From a completely non-religious point of view I often come back to this idea from the Gospel of Luke. It’s the idea of what makes someone worthy of “favors.” And the idea of linking benevolence to childlike behavior is really interesting.

Think about how often maturity seems linked with success, Growing up, deserving the “finer things” of life, succeeding in life are rarely associated with childlike behavior.

Kids are enthusiastic — after all, the whole world is new to them. Inately they are curious (unless their curiosity has been quashed by over-protectiveness). They try and try and try to do things. You don’t see kids give up learning to walk just because they fall down a few times — no. “Walking is what bigger people do and I’m gonna walk if I have to fall down 1,000 times” is more their attitude!

Paying attention to what’s going on around them — that’s what little ones do. They are sponges that absorb and learn and adapt and change and they are attached to their parents — if the parents are there doing their job. I’ve never heard of a child that didn’t instinctively love its mother — no matter how frightened the mom may be of the prospect of mothering. After spending 9 months within the mother’s body she is all that the child knows. Little ones cling to mom’s for good reason — it’s comforting, they are protected, and until mom does a whole bunch of things to make the baby feel otherwise there is no convincing a child that there’s anything not absolutely wonderful about momma!

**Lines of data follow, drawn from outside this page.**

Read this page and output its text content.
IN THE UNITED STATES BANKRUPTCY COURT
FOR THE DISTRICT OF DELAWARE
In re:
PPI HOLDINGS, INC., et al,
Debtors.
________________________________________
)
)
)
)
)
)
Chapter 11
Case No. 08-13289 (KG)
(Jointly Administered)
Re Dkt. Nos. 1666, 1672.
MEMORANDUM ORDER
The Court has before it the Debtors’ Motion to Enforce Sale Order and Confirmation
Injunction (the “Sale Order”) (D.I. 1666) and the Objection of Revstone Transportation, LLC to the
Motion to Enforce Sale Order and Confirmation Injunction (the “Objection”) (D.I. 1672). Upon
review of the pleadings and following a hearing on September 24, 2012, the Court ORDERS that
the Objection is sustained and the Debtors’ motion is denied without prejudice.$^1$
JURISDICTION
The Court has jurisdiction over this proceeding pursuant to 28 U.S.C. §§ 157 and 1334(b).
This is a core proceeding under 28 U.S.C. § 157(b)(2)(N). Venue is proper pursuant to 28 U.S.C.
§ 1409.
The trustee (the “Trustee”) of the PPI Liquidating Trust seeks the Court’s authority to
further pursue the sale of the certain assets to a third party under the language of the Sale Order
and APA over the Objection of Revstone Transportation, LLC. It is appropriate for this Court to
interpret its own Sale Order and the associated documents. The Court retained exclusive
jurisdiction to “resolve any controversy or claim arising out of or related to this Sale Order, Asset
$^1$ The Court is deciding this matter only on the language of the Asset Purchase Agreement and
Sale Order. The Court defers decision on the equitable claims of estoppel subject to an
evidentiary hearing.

Switch seats for a moment and think about what it’s like to give a nice gift to someone. Who wants to give something nice to someone who moans and complains and doesn’t appreciate what they have. Wouldn’t you rather “reward” (if we’re using human concepts) someone — a child — who is going to be delighted with the gift. Isn’t it more “fun” for the giver as well as the receiver if the transfer is pleasing to both? I know that’s a stupid and insignificant idea — to compare a creator to a human giving a gift — but perhaps if you consider the absurd you might appreciate all the more the beauty of being childlike. Sure, they throw their fits of pique. Sure they can be fussy and cranky — but they are so full of life and so full of the desire to learn and grow that those expressions are momentary and the entirety of the child is aiming at growing up and being more like all the adults that they see around them.

The older I get the more I want to be like children. Not out of pursuit of some reward, as if following this one verse were going to do anything wonderful for me as a believer. No. What I find myself craving is an ever more basic and simple outlook on life and on human experience. I don’t want to be jaundiced by the corruption and ever present lies that fill life in 2024. I don’t want to be hardened because I see mature people behaving with malice and the intention to harm. Life is too wonderful to let the aberrations of bad human behavior make my present life anything less than what it can and should be.

If I change hats for just a moment and look at this from the Christian perspective, I am reminded that while Jesus taught his followers to pray for a kingdom to come there are still ways in which by coming to faith in Him you have already entered into the sovereignty of God. And subjects behave in the way proscribed by their ruler. There is no reason I have to wait to be kind, to care for others, etc. I can do all the things Jesus commanded me to do right now. Oh, those around me might think I’m foolish, wasting my time, squandering resources, etc., but if God is well pleased with my behavior that is what it’s all about. It’s rather like being an ambassador in a foreign country. My home, my life, my possessions belong to the country of my residence: a heavenly kingdom. Just like an ambassador I live by the rules of my homeland. I speak in the words my homeland uses, using the ideas that are common there — and not those of the land I am temporarily “posted” to, or “stationed” in.

I don’t know why I don’t see more people who call themselves “christians” behaving that way? It’s easy to cry out “Lord, Lord” on Sunday when you’re surrounded by a mass of others all saying the same thing. It’s not so easy to hand a loaf of bread to someone smelly, with not home, sitting on the corner with their hand out. Folks around you will see you. They’ll judge you — as well as judging the unfortunate soul you would help. Can’t have that; don’t want to be judged. Now do you?

Receiving life — day by day, hour by hour, like a little child. It is so easy to say, so easy to read the words and “know” what they mean in the language we speak — but brother….. it’s not so easy to live. Most of the time we don’t even realize what’s being said. The words trip off our lips like a leaky faucet. And perhaps in the heavenly realm those lazy, un-considered words are just as annoying as the drip, drip, drip of a leak faucet is to us.

I hope you’re well today. I guess that’s. it for me for today. Take care and I’ll talk with you soon.